We're now going to implement a simple logistic regression classification algorithm on our credit card data to identify fraudulent occurrences and then visualize the results on a confusion matrix:
from sklearn.model_selection import train_test_split
from sklearn.linear_model import LogisticRegression
X_train, X_test, y_train, y_test = train_test_split(X, y, test_size=0.3, random_state=0)
lr = LogisticRegression()
lr.fit(X_train, y_train)
predictions = lr.predict(X_test)
print(pd.crosstab(y_test, predictions, rownames=['Actual Fraud'], colnames=['Flagged Fraud']))
Flagged Fraud 0.0 1.0
Actual Fraud
0.0 1504 1
1.0 1 9
It's important to note that here we have fewer observations to look at in the confusion matrix because we're only using the test set to calculate the model results on, i.e., only 30% of the whole dataset.
We caught a higher percentage of fraud cases: 90% (9 out of 10), compared to the previous result of 44% (22 out of 50). We also got far fewer false positives than before, so that's an improvement.

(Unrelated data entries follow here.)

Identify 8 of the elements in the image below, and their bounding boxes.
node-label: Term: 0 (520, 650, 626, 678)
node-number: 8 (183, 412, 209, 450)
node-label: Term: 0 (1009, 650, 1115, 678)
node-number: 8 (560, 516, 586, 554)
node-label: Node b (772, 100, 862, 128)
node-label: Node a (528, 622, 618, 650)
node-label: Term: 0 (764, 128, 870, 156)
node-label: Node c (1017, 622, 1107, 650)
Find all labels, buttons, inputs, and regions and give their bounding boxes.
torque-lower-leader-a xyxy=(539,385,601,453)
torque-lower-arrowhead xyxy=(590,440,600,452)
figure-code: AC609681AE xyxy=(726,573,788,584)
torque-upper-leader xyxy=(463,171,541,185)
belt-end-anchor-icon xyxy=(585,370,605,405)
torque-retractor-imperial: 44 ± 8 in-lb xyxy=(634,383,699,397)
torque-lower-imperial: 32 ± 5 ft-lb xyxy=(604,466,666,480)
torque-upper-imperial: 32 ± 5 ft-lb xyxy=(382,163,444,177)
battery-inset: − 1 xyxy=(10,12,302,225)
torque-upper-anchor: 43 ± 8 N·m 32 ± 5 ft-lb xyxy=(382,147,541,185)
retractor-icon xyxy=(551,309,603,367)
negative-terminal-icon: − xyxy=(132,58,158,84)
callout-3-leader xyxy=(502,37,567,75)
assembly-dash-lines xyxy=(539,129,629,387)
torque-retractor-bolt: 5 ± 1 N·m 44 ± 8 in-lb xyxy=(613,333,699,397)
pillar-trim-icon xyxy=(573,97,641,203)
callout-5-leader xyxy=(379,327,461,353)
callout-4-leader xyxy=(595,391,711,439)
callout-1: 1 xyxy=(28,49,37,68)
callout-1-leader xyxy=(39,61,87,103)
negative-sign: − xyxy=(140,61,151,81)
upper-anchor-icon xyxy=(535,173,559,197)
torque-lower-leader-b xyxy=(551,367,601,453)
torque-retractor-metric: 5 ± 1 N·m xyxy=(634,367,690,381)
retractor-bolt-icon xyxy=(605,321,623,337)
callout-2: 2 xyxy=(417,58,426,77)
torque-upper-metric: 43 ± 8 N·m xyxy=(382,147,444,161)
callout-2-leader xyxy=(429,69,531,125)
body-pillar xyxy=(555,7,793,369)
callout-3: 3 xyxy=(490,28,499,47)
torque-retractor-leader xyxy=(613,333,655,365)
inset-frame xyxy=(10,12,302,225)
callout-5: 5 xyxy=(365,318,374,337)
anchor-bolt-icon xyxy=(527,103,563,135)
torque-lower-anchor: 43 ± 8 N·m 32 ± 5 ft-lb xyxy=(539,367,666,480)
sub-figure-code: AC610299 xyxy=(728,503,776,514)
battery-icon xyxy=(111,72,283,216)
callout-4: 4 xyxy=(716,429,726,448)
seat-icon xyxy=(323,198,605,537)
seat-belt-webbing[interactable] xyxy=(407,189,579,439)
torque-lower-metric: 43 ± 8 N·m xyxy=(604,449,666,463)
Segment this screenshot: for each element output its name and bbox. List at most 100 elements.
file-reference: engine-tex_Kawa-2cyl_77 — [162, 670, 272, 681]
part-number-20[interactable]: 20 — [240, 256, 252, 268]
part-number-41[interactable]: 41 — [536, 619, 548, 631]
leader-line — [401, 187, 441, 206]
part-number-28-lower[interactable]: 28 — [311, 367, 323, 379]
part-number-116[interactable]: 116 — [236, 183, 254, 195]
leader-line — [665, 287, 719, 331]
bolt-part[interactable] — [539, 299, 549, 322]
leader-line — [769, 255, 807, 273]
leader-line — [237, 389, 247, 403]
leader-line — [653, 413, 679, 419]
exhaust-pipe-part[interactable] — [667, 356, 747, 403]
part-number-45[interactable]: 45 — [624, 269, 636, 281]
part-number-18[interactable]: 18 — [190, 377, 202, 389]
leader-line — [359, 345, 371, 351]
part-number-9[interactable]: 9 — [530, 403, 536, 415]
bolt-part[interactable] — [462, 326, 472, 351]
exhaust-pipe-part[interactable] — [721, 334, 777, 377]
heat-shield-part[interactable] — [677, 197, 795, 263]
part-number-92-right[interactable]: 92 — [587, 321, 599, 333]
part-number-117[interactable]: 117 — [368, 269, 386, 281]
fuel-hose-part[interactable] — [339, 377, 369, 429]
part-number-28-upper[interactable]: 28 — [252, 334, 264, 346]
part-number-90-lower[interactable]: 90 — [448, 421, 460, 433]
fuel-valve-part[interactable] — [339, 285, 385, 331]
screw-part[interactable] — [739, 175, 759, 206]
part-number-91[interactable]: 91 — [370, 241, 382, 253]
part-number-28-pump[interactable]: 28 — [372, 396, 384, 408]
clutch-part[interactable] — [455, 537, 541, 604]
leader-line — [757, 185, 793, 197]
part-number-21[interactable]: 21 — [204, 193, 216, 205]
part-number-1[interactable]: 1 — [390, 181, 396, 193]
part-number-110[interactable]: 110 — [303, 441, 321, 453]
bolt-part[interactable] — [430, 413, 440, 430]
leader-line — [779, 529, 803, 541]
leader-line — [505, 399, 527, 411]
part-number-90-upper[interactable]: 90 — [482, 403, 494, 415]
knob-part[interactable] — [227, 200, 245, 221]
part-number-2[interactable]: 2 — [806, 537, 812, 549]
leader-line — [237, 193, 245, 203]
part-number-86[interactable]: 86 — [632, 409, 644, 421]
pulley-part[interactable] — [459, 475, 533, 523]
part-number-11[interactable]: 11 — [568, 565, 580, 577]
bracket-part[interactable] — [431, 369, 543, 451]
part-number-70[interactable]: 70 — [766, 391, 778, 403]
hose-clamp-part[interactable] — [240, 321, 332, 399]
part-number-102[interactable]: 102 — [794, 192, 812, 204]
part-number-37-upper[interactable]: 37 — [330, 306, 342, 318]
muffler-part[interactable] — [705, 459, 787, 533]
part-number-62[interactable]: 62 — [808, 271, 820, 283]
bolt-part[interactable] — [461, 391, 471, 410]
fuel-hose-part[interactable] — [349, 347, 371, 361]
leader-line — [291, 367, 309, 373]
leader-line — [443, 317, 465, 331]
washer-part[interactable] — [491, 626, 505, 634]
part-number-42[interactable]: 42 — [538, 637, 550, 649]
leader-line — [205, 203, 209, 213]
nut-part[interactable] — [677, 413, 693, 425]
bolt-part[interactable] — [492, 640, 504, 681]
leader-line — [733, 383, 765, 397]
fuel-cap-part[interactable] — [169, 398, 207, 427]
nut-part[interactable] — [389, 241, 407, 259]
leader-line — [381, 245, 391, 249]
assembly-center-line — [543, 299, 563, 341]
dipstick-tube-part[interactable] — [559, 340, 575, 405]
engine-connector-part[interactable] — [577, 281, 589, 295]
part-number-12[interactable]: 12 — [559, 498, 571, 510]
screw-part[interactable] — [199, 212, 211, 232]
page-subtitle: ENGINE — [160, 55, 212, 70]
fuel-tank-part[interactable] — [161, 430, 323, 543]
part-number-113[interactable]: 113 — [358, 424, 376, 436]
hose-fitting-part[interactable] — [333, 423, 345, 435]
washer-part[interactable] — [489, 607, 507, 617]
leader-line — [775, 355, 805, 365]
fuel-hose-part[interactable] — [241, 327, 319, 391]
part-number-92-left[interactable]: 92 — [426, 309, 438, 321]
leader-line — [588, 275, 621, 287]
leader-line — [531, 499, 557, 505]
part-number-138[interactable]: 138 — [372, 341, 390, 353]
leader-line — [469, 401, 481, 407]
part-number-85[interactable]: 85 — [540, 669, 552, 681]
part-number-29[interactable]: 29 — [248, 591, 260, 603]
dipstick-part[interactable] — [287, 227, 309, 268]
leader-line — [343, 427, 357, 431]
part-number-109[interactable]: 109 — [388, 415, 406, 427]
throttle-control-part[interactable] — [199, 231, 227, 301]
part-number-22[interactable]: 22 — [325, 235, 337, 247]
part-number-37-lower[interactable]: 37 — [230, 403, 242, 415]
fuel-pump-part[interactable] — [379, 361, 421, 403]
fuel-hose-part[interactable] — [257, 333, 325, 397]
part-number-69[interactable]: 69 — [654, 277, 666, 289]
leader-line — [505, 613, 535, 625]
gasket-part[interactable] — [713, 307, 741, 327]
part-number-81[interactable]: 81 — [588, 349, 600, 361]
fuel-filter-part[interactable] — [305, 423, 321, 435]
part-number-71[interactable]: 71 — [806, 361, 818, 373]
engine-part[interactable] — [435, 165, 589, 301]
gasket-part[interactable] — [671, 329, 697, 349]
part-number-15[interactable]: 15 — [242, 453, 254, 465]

Let's now return to the class imbalance problem discussed earlier and explore whether we can enhance the prediction results even further by combining the logistic regression model with the SMOTE resampling method. To do it efficiently and in one go, we need to define a pipeline and run it on our data:
from imblearn.pipeline import Pipeline
# Defining which resampling method and which ML model to use in the pipeline
resampling = SMOTE()
lr = LogisticRegression()
pipeline = Pipeline([('SMOTE', resampling), ('Logistic Regression', lr)])
pipeline.fit(X_train, y_train)
predictions = pipeline.predict(X_test)
print(pd.crosstab(y_test, predictions, rownames=['Actual Fraud'], colnames=['Flagged Fraud']))
Flagged Fraud 0.0 1.0
Actual Fraud
0.0 1496 9
1.0 1 9
As we can see, in our case the SMOTE didn't bring any improvements: we still caught 90% of fraud occurrences and, moreover, we have a slightly higher number of false positives. The explanation here is that resampling doesn’t necessarily lead to better results in all cases. When the fraud cases are very spread out over the data, their nearest neighbors aren't necessarily also fraud cases, so using SMOTE can introduce a bias.
Conclusion
As a possible way forward, to increase the logistic regression model accuracy, we can tune some of the algorithm parameters. K-fold cross-validation can also be considered instead of just splitting the dataset into two parts. Finally, we can try some other machine learning algorithms (e.g., decision tree or random forest) and see if they give better results.